We started an action called "Young people for work". We met people at the unemployment centres to talk to them and understand their reality, and to let them know that they weren't alone. We saw that these people who were unemployed, were outside of the society, and had a really bad feeling because they were excluded - without social contacts. We developed an inquiry and asked others about their experiences. We met together as a group to view our reality and to learn the method of work of the YCW. This was a group of young people who had the same experience. We were unemployed, and we shared our experiences, and through this became stronger. We developed an idea to demand our rights and give strength to others and to have more knowledge about the work of the YCW.

The project was also to accompany the young people who were looking for work. We helped them to write a CV, help find the places to apply for a job, and then gave information about the conditions in certain places that we knew about already. What we saw there had an impact - personally and for the group. Many had the same sentiment and it changed us - our level of confidence and consciousness of who we are. From the group, many finally found some work, and we stayed in contact because it was interesting to continue to speak about our experiences, and our new work too.

"The crisis had a big impact on our lives"

During the economic crisis, I found work in the mountains outside of L'viv.

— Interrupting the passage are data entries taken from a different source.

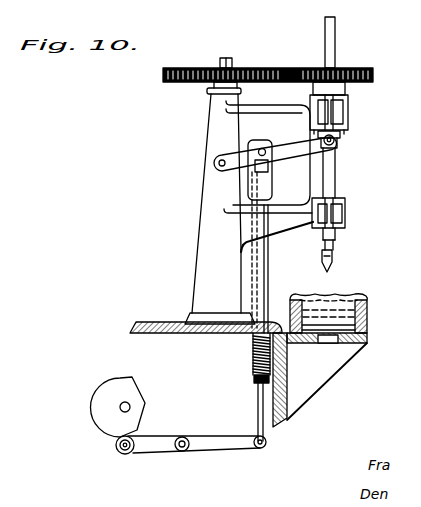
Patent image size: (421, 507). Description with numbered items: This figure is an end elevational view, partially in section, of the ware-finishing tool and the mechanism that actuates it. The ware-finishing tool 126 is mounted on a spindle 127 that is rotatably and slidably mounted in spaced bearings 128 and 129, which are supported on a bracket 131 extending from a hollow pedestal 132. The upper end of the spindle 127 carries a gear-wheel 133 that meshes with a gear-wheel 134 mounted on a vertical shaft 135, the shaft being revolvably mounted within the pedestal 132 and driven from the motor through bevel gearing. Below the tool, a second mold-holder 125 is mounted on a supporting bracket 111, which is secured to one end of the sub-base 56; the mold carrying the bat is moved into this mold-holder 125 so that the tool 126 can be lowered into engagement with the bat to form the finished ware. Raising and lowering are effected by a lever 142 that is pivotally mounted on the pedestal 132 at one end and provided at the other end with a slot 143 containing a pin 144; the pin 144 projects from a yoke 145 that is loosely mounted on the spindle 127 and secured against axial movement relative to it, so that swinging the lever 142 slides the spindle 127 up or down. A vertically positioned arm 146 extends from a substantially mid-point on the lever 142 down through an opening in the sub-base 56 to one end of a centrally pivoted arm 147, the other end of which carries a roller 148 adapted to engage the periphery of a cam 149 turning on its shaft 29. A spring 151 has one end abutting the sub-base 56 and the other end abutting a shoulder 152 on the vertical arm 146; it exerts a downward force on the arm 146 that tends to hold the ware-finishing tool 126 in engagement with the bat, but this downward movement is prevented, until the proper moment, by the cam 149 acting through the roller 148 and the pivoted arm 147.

The spindle 127 is at (337, 19).
The gear-wheel 133 is at (372, 72).
The gear-wheel 134 is at (265, 70).
The vertical shaft 135 is at (226, 58).
The bearing 128 is at (348, 104).
The hollow pedestal 132 is at (205, 209).
The lever 142 is at (286, 139).
The vertical arm 146 is at (269, 275).
The slot 143 is at (318, 147).
The yoke 145 is at (340, 142).
The pin 144 is at (340, 148).
The bearing 129 is at (346, 216).
The ware-finishing tool 126 is at (331, 264).
The bracket 131 is at (282, 224).
The sub-base 56 is at (154, 323).
The supporting bracket 111 is at (320, 380).
The second mold-holder 125 is at (367, 322).
The spring 151 is at (256, 342).
The shoulder 152 is at (254, 377).
The cam 149 is at (146, 404).
The cam shaft 29 is at (122, 410).
The roller 148 is at (126, 454).
The centrally pivoted arm 147 is at (217, 442).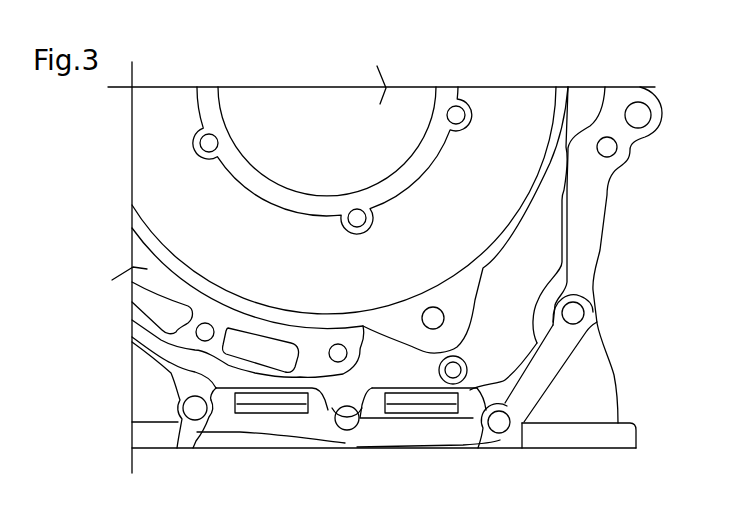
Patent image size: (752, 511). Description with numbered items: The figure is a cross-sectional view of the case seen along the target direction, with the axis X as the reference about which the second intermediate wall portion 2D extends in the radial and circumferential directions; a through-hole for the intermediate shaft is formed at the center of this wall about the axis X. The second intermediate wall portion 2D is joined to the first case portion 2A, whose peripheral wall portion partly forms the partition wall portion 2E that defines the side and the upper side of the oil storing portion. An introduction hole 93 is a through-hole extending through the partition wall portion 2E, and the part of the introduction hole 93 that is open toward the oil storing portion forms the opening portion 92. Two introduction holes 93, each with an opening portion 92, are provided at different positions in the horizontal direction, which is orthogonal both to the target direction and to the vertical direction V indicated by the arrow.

The axis X is at (328, 84).
The vertical direction V is at (69, 243).
The first case portion 2A is at (600, 197).
The second intermediate wall portion 2D is at (513, 108).
The partition wall portion 2E is at (470, 393).
The opening portion 92 is at (296, 411).
The introduction hole 93 is at (252, 399).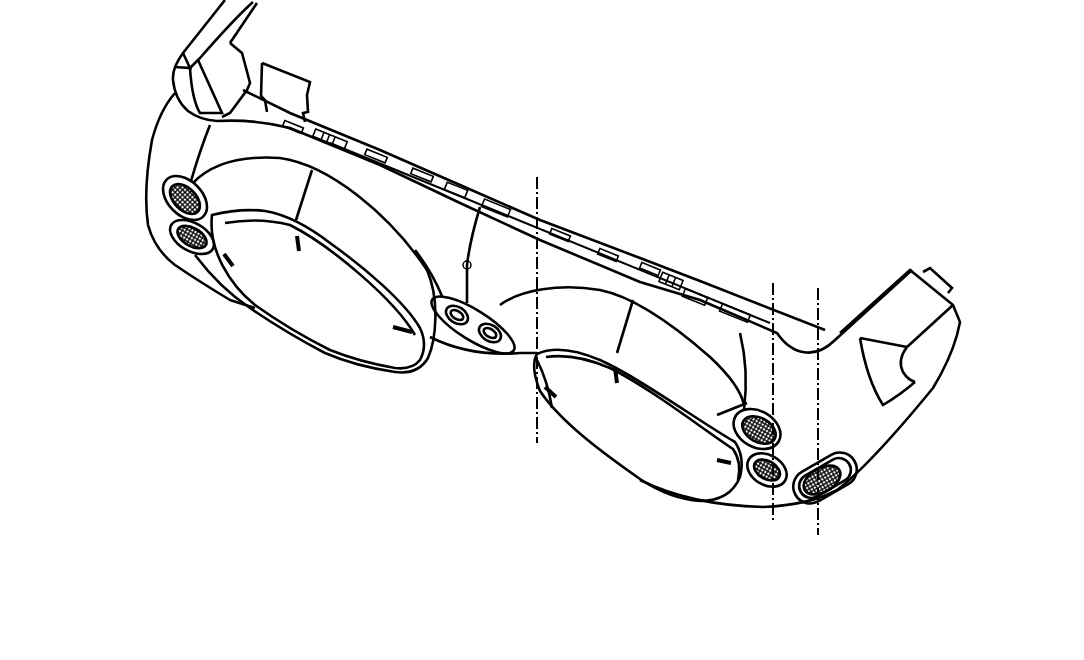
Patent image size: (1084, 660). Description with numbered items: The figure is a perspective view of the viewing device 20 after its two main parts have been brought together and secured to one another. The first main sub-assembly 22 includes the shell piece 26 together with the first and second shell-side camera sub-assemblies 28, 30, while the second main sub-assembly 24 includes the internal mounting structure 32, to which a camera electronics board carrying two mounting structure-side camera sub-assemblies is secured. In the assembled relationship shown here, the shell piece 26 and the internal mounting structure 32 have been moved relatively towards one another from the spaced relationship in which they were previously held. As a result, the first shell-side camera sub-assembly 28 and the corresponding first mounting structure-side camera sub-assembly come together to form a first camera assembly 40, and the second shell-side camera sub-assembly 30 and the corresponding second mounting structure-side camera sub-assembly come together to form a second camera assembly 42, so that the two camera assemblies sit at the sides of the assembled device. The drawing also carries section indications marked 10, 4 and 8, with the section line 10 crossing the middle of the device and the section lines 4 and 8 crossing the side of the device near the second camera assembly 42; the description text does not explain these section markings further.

The viewing device 20 is at (698, 173).
The first main sub-assembly 22 is at (150, 216).
The second main sub-assembly 24 is at (349, 116).
The shell piece 26 is at (313, 210).
The first shell-side camera sub-assembly 28 is at (737, 463).
The second shell-side camera sub-assembly 30 is at (840, 480).
The internal mounting structure 32 is at (372, 140).
The first camera assembly 40 is at (738, 443).
The second camera assembly 42 is at (842, 496).
The section line 10- 10 is at (577, 193).
The section line 4- 4 is at (803, 298).
The section line 8- 8 is at (820, 300).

It was another temporary contract, and it was interesting, but it was stressful and unstable. Many others like me, left the city to try and find work in other places. The crisis had a big impact on our lives. After that period I worked in Kyivstar which is considered one of the best workplaces in L'viv. I worked in the call centre, and at the beginning it was very difficult, answering around 300 calls per day, but I adapted myself to it and I accept it as a good experience of work.

After six months, I decided to accept the work as a full-timer to help develop the YCW in the Ukraine. I started this work in April 2010. Now, we are restarting the work with workers who are unemployed. The impact of the economic crisis left many without work, so many of our contacts in the base group left L'viv to search for work in other cities. Right now we are going to focus on meeting the target group of young workers who work in precarious work - to give them hope, and strength, and conviction that they can change their situation, that they are not alone, and that it is through them that things will change.

"We want that people develop a critical mind"

We have grown in our understanding of YCW over three years.  We want to continue to work with the target group because we want change in our society. We want that the people develop a critical mind, that their dignity is respected - that they keep this dignity as a human being. I find that the most important people to work with in my country, are young people in Ukraine, so I want to work with them. The older people are not so open to change their society.

Our plan is for the coming year is to launch a project with the young workers who are searching for work at the unemployment centres, or through the temporary employment agencies, and more longer term, to develop an exhibition to motivate the young workers to share their experiences of work and life in a creative way. We will start by doing a research and collecting testimonies of young workers who search work. It's a process similar to what is being developed in the other YCW movements in Europe with interim and precarious workers. We want to involve the people with an objective to help them realise their capacities, and not be afraid to speak in public about their experiences. For me the best form of support from the YCW is to feel that I'm not alone. It gives me a good feeling to know that there are others who do the same thing."